Salma looked at him as though she couldn’t believe her eyes, her lower lip trembled, and a cold sweat started from her forehead.

Hend took hold of the pastries and said she was going to throw them in the trash.

“You, shut up and sit down!” said Salma, who then looked straight at Nasim and asked in a trembling voice, “That’s the boys’ pastry, isn’t it?”

Nasim nodded. “Mokhtar was on his own in the shop when I went in. He gave me a warm welcome and I could feel how tenderhearted the boy was. He refused to take money and like I told you, Mother, he said he was very anxious to get to know his mother, and then I don’t know what happened. The atmosphere changed. Two men arrived and I gathered that one of them was called Deyab.”

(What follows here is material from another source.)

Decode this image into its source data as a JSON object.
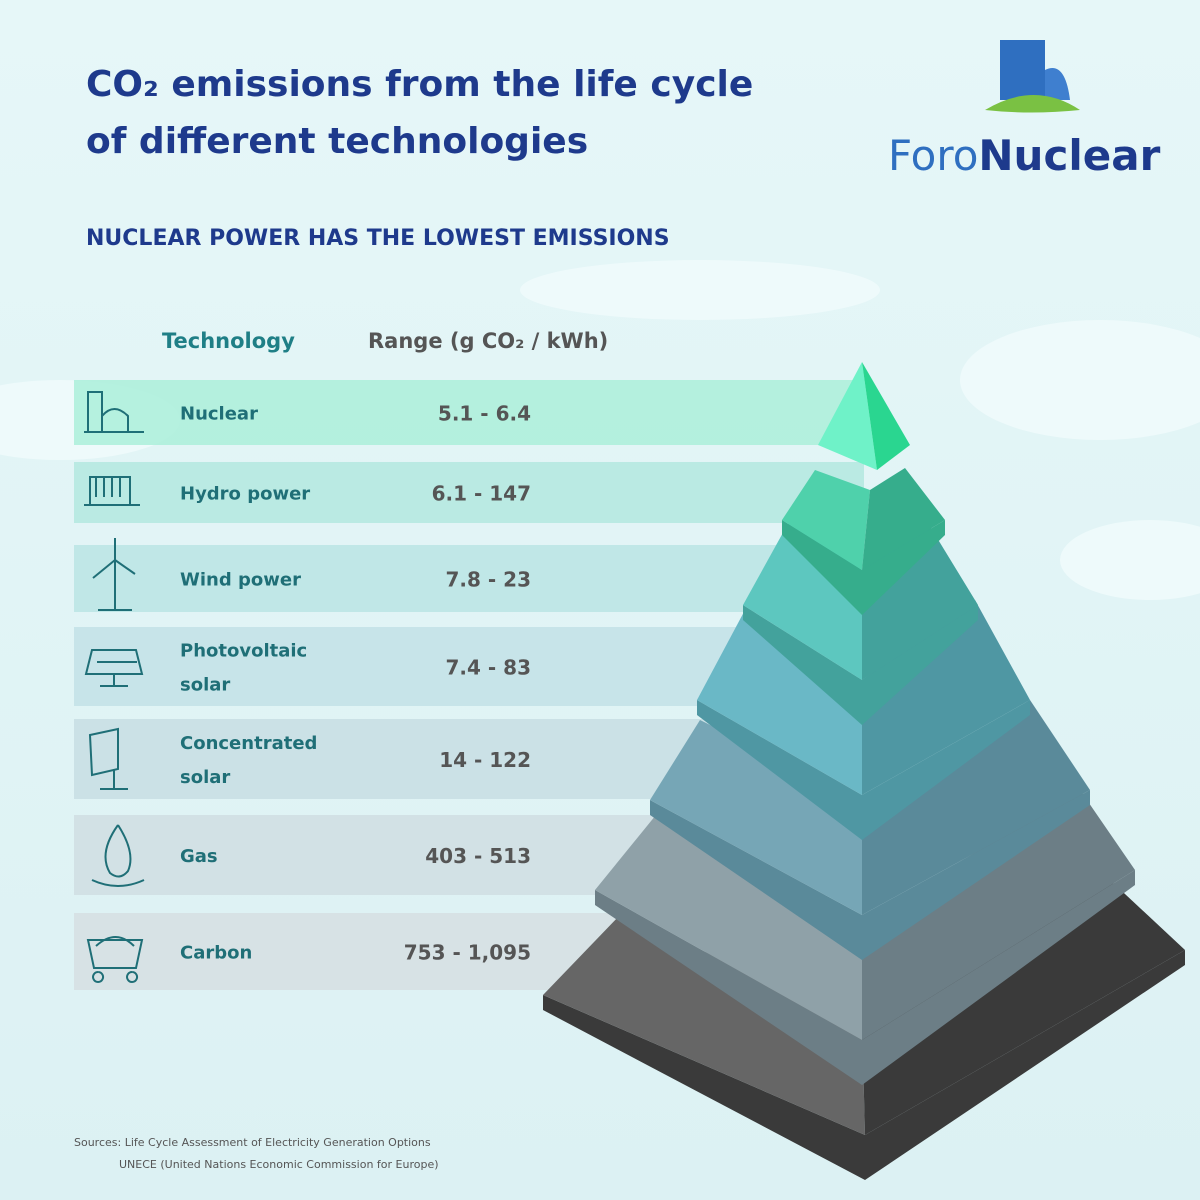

“He’s the eldest,” said Salma.

“When Deyab saw me and heard my first few words, he held up his hand, pointed to the door, and said, ‘Out! We don’t have a mother.’ ”

Salma’s face started to flush red and shadows drew themselves over her eyes.

“Tell me more,” she said.

“I told you yesterday, Mother. Damn this whole business!” said Hend.

Salma’s face grew more flushed and she tried to get up from her chair, steadying herself against the table, but fell back into a sitting position saying she felt dizzy.